A meno di due anni dall'uscita del loro disco di esordio “Cronache Carsiche” il progetto adriatico-milanese Unoauno pubblica il secondo album “Barafonda”: in appena 9 tracce (per un totale 24 minuti) riesce a concentrare una sorta di multiverso che, senza cercare la novità a tutti i costi, è in grado di appassionare e colpire l'ascoltatore.
In questo lavoro c'è tutto: gridato e sussurrato, declamato e cantato; ma soprattutto c'è la visione del mondo (sonoro e non) degli Unoauno. I testi, a tratti prossimi all'ermetico, trasmettono un sentimento di disincanto e di parziale accettazione della totale inutilità del vivere contemporaneo.
Le sonorità, sospese tra il post-punk e il noise, sono il vero punto di forza del disco che, benché eterogeneo, scorre uniforme. Impossibile non riconoscere i maestri che hanno influenzato il disco e, più in generale, il progetto Unoauno: dalla più ovvia e riconoscibile mano dei CCCP, fino ai Massimo Volume o al Teatro degli Orrori.

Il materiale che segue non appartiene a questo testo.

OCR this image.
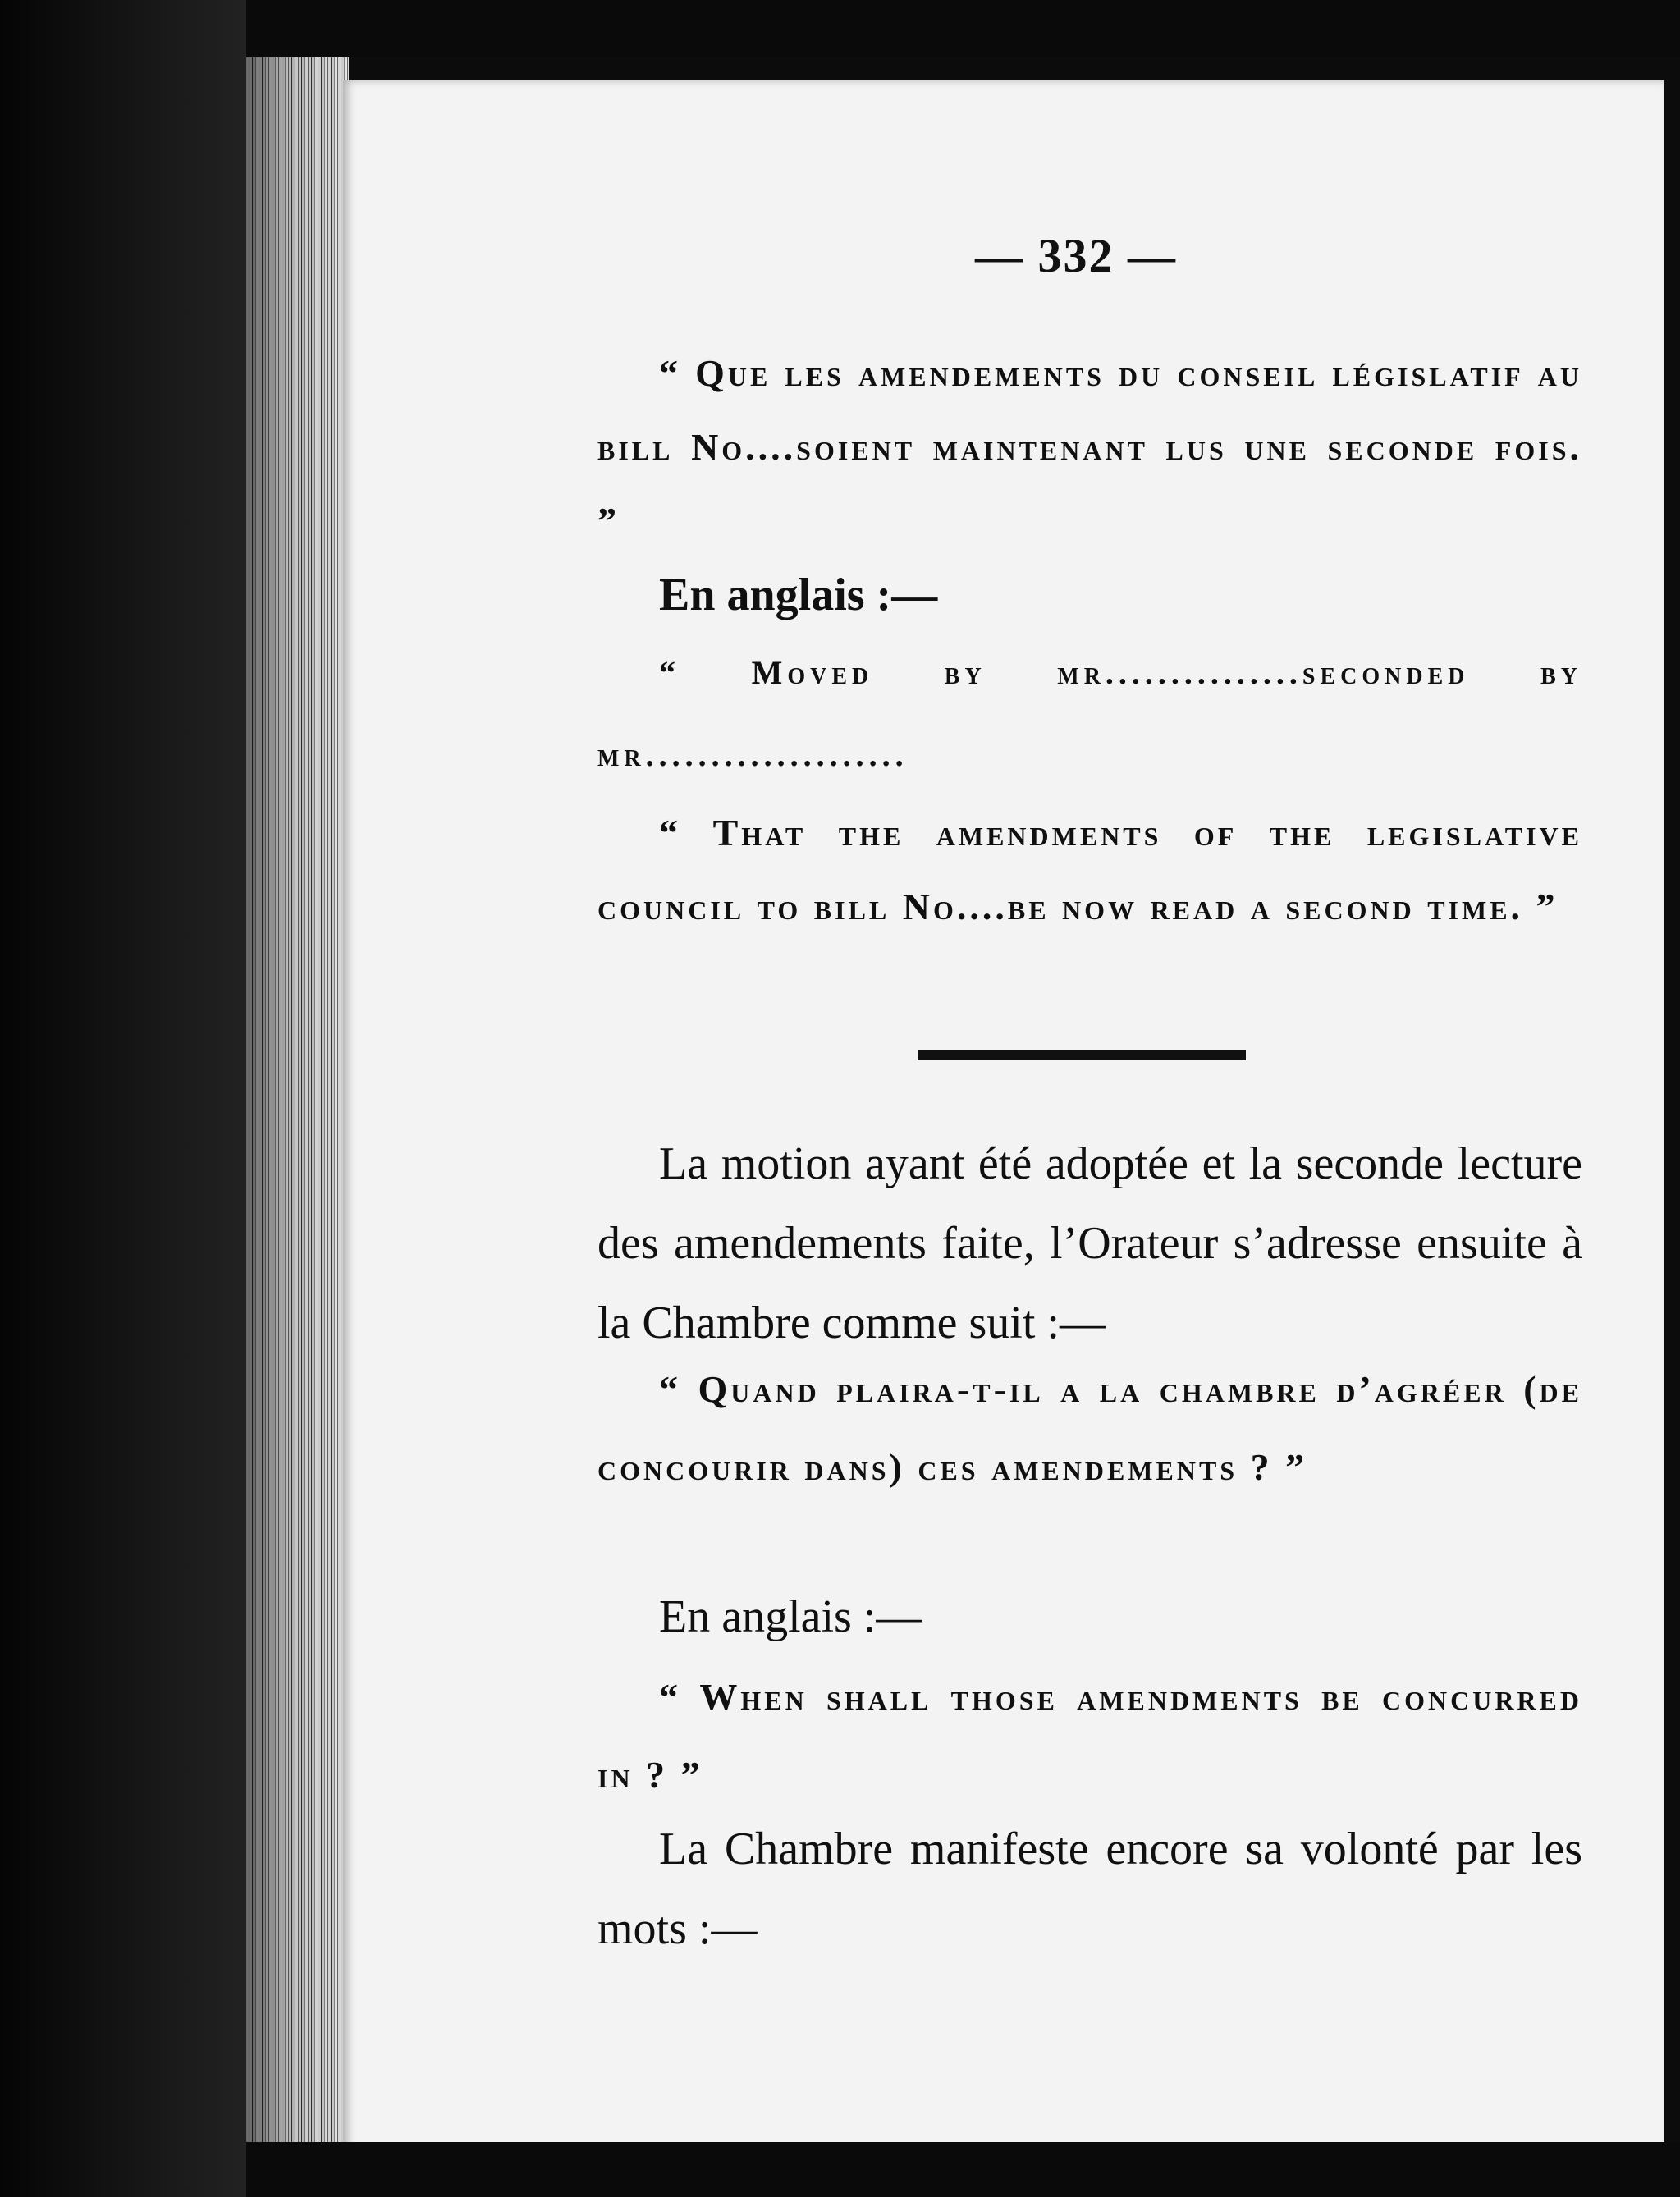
— 332 —
“ Que les amendements du conseil législatif au bill No....soient maintenant lus une seconde fois. ”
En anglais :—
“ Moved by mr...............seconded by mr....................
“ That the amendments of the legislative council to bill No....be now read a second time. ”
La motion ayant été adoptée et la seconde lecture des amendements faite, l’Orateur s’adresse ensuite à la Chambre comme suit :—
“ Quand plaira-t-il a la chambre d’agréer (de concourir dans) ces amendements ? ”
En anglais :—
“ When shall those amendments be concurred in ? ”
La Chambre manifeste encore sa volonté par les mots :—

L'unica collaborazione esterna vede Pieralberto Valli alla voce per la traccia “Rivoluzioni”. Musicista, insegnante e scrittore è anch'egli originario della costa adriatica, così come tutti e tre i componenti degli Unoauno, e il suo apporto è decisamente in chiave “melodica”: “Rivoluzioni” è una tra le tracce più cantate e meno arrabbiate; meno punk, insomma.
“Barafonda” è un lavoro che può dirsi in linea con il disco precedente, il loro punto di vista non è cambiato e gli strumenti a loro disposizione sono rimasti quelli tipici del punk (o post-punk) e del noise-rock, è un disco che può essere a tratti monotòno, ma mai nel senso di "noioso": la voce è usata come una percussione, senza virtuosismi, ma con tanto da dire e da seminare nella testa di chi ascolta, pensieri che assumono significato solo dopo lunga riflessione.